Apenas 18 días antes, el 11 de mayo, habían fallecido 56 hinchas en el estadio de Bradford, Inglaterra, luego del incendio intencional de una tribuna de madera.

A la tragedia de Heysel se la considera como el principio del fin de los “hooligans” (hinchas violentos), iniciado primero en Gran Bretaña y luego extendido a otros países como Francia, Italia y Alemania.

Aunque la decisión final tomada por el gobierno británico de erradicar para siempre la violencia del fútbol llegó recién en 1989, luego de otra desgracia, conocida como la tragedia de Hillsborough. El 15 de abril de ese año murieron 96 personas a raíz de una avalancha en una tribuna de ese estadio, en la ciudad de Sheffield, durante un encuentro entre Liverpool y Nottingham Forest, por la Copa de Inglaterra.
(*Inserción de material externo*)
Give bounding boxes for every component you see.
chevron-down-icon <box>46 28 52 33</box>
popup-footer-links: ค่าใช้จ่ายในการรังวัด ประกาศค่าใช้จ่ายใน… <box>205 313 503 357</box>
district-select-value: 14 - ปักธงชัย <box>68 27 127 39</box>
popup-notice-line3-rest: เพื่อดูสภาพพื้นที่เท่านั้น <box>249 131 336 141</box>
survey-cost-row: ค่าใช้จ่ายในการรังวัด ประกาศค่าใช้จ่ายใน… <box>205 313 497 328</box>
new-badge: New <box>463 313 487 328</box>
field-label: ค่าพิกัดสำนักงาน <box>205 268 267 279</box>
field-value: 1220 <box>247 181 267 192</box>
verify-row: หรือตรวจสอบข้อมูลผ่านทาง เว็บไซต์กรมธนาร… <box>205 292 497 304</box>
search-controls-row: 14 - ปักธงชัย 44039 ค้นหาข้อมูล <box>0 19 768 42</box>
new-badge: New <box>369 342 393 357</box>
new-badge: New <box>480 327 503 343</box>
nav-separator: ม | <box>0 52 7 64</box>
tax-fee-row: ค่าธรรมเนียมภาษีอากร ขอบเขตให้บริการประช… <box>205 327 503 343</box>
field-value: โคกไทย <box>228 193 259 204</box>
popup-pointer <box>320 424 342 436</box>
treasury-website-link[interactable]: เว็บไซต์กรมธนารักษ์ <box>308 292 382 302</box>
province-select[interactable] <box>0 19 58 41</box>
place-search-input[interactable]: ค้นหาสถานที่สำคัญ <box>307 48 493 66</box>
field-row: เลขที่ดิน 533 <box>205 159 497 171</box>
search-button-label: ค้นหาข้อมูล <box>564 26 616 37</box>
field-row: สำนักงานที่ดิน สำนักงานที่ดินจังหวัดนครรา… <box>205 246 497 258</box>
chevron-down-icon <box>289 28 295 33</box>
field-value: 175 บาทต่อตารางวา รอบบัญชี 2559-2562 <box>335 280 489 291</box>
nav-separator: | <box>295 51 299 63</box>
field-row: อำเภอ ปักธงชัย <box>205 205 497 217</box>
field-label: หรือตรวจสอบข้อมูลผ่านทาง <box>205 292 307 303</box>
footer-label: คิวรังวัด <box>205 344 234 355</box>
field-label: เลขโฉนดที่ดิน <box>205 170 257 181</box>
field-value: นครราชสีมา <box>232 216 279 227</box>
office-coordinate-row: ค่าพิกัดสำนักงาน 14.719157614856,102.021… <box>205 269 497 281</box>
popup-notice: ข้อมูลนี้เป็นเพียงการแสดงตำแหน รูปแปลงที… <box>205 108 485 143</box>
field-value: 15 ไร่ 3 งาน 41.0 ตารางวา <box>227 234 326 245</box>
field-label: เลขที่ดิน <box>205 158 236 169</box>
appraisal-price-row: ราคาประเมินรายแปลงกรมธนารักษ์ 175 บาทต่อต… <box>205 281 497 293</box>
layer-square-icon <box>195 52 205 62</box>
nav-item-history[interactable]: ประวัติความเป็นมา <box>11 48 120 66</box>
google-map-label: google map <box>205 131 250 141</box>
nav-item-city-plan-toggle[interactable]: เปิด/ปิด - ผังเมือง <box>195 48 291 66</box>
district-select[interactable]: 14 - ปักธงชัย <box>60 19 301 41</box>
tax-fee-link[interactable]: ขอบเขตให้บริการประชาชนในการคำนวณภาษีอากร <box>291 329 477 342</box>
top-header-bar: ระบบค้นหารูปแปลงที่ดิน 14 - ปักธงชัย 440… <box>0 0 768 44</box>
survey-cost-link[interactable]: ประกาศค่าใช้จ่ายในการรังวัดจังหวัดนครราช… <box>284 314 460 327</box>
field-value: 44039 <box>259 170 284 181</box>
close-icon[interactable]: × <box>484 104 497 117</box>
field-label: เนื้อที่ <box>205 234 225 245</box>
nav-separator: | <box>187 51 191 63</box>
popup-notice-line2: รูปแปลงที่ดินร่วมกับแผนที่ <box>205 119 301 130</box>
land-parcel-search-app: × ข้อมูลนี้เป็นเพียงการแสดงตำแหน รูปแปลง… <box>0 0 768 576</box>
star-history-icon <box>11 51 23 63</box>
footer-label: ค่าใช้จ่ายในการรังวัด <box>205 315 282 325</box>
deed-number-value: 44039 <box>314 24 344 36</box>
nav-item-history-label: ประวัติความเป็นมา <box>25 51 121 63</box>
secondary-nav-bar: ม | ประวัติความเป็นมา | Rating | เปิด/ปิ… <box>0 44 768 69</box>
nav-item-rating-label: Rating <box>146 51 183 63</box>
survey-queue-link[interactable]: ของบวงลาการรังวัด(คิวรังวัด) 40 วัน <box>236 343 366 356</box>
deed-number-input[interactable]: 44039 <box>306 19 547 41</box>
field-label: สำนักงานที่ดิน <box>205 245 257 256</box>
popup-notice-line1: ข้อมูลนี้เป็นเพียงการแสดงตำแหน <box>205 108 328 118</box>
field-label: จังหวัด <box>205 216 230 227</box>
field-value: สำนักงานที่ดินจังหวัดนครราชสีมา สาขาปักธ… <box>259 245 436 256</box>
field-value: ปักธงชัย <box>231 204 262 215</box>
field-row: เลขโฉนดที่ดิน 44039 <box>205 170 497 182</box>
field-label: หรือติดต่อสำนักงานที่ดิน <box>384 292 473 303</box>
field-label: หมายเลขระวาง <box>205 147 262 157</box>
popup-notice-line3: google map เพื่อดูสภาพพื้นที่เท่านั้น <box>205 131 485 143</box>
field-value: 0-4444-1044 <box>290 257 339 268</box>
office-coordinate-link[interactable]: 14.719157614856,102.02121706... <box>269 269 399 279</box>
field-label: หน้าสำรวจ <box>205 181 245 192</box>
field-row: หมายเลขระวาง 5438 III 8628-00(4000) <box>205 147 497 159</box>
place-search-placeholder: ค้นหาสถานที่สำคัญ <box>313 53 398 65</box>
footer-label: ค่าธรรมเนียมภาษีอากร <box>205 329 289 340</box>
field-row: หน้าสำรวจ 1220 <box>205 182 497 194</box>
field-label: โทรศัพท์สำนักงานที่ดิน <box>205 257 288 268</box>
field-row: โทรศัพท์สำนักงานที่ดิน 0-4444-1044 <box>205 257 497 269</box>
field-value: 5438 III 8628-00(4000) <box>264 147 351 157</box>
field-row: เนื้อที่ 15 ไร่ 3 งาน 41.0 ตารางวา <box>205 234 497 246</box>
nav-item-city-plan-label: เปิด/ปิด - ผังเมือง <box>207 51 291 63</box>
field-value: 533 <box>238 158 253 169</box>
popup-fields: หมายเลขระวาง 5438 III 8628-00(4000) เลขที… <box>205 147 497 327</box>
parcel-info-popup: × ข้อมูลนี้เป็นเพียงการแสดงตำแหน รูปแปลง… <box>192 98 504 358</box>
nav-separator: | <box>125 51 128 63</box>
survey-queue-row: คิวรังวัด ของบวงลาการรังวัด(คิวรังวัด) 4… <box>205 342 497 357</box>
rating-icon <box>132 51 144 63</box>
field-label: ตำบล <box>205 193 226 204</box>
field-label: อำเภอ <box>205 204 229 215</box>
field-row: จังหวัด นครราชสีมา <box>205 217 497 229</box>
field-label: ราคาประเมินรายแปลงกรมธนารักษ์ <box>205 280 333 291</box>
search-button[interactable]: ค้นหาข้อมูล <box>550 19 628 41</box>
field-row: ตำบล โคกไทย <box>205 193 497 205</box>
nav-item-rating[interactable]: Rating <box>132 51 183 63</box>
Pese a que estudios posteriores determinaron que los “hooligans” no habían sido responsables de la avalancha, la situación había tocado fondo y el gobierno de Margaret Thatcher ya había decidido eliminar definitivamente a los delincuentes de las canchas.

Hoy sabemos, casi tres décadas después, que los ingleses consiguieron pacificar al fútbol y vemos a sus estadios sin vallas ni alambrados, a los hinchas cómodamente sentados e, incluso, disfrutando de una cerveza durante el partido. Pero este proceso no fue sencillo, tardó varios años e implicó una serie de medidas contundentes.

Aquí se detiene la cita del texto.